Trata-se de uma herança que veio até nós sem que déssemos conta dela. Foi necessário que os grandes nomes registassem nas tais estrofes os versos que percorriam o seu sangue. Os grandes nomes que nos inspiram a visualizar a poesia das coisas estáticas e dinâmicas, a poesia de quem somos e do que os outros eventualmente representam para quem somos. O lirismo voa altitudes que ultrapassam os limites da maior contabilidade feita até hoje. Vai muito além, tão além que nem nos apercebemos da sua presença. É uma simplicidade metafísica que se supera enquanto vamos vivendo sem dar conta do que colhemos do nosso pomar sentimental. A poesia flui em nós porque a respiramos nos cantos, nos mares, nos ares e em todos os demais lugares em que plantamos uma memória. O retrato do que recordamos, para além daquilo que se sente e que se vê hoje e daquilo que se sonha e se conjetura para o amanhã, faz parte desse discurso poético que é inalienável de quem somos.
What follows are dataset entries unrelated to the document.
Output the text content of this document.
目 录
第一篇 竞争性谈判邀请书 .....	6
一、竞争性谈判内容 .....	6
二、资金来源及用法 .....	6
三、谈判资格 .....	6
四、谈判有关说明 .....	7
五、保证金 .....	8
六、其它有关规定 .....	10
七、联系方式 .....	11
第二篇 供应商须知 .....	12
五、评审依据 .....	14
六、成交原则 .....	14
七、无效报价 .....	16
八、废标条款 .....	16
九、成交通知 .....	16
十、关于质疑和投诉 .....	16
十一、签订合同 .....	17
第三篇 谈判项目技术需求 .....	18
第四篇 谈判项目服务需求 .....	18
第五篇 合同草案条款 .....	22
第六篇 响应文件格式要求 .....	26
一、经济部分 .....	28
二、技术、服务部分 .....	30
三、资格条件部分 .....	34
Para além de respirarmos a poesia, é justo dizer que somos a própria poesia. Somos as rimas, as sílabas, os versos, as estrofes, as ideias, os sentimentos, os recursos, as paixões e compaixões. Parece que, no misto de uma fantasia florida e de uma realidade problematizada, descobrimos quem somos. Somos a tal poesia e o algo mais que faltará sempre. Para que se encontre, eis o sonho vertido no planeta do poema.